Railway station in East Sussex, England

Hampden Park railway station serves Hampden Park in the northern areas of the seaside town of Eastbourne in East Sussex. It is on the East Coastway Line, and train services are provided by Southern. The station is sometimes used as an interchange to avoid travelling into Eastbourne itself.

==History==
Opened on 1 January 1888, it was originally called Willingdon, but was renamed Hampden Park for Willingdon on 1 July 1903. The name became Hampden Park under British Railways. It is one of two stations serving Eastbourne, the other being Eastbourne railway station

==Location==
The station is located on a spur line originally termed the Eastbourne Branch.

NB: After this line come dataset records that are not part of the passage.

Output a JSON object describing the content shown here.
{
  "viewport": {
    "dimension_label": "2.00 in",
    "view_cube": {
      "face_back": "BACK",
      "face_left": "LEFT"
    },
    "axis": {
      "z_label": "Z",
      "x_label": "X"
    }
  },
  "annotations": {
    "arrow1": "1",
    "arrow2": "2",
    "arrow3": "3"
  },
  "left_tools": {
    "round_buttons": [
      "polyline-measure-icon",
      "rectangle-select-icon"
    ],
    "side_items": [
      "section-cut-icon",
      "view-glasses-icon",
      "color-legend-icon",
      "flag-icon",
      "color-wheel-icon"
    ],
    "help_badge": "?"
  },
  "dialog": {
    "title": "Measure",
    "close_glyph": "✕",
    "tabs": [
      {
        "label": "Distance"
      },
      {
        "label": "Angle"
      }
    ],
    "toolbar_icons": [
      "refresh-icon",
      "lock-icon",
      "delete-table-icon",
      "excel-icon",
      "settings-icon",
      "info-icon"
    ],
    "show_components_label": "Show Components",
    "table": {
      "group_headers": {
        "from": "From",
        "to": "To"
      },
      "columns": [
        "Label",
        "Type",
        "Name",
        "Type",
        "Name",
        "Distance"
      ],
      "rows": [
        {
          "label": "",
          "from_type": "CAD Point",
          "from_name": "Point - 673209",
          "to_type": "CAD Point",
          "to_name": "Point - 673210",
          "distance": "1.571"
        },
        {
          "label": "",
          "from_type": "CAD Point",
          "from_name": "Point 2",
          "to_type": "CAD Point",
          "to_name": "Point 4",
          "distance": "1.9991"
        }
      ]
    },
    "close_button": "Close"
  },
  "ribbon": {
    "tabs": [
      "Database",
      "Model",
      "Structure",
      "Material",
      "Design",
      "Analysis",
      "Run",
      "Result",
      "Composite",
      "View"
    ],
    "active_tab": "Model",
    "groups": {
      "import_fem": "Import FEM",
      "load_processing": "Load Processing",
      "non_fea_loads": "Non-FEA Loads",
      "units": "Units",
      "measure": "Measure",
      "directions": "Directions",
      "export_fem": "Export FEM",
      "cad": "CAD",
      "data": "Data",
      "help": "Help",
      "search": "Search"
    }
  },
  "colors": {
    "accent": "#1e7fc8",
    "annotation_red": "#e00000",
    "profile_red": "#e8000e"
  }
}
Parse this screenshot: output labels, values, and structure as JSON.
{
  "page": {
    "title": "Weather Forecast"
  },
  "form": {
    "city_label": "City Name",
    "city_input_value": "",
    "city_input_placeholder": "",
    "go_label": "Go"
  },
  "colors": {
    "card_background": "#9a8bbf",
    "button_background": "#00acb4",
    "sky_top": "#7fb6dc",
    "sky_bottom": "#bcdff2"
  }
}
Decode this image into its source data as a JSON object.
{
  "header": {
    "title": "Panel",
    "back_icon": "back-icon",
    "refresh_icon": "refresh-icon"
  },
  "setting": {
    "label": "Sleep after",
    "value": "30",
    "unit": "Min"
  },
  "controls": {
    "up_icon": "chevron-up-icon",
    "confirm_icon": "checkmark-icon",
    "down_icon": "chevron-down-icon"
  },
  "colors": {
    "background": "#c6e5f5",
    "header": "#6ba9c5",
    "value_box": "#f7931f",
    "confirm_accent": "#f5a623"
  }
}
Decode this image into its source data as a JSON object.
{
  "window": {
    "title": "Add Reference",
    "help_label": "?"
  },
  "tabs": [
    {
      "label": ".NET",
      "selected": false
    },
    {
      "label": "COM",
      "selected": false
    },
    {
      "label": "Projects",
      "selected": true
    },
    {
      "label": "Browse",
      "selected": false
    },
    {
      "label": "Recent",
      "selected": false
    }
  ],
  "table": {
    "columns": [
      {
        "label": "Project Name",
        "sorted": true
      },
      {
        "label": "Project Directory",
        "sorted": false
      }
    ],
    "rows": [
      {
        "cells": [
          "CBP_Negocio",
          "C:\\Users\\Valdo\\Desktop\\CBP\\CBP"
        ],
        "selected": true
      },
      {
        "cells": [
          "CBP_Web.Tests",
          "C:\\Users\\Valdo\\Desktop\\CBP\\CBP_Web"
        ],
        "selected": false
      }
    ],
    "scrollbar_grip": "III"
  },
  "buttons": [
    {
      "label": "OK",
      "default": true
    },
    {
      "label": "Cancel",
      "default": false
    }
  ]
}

There was a rarely used triangular junction between Polegate and the now-closed Stone Cross which allowed trains to bypass the Branch; the track has now been lifted. Services along the coast have almost invariably served Eastbourne, where they either terminate or reverse to continue along the East Coastway. This in turn means that many trains pass through Hampden Park station twice on the same journey - once on the way into Eastbourne, and once on the way out - although most do not stop on both occasions, passing through without stopping in one or other direction.

Because of this arrangement, some connections are advertised to allow passengers on the Victoria-Eastbourne service to use Hampden Park to pick up the stopping service to Hastings and vice versa.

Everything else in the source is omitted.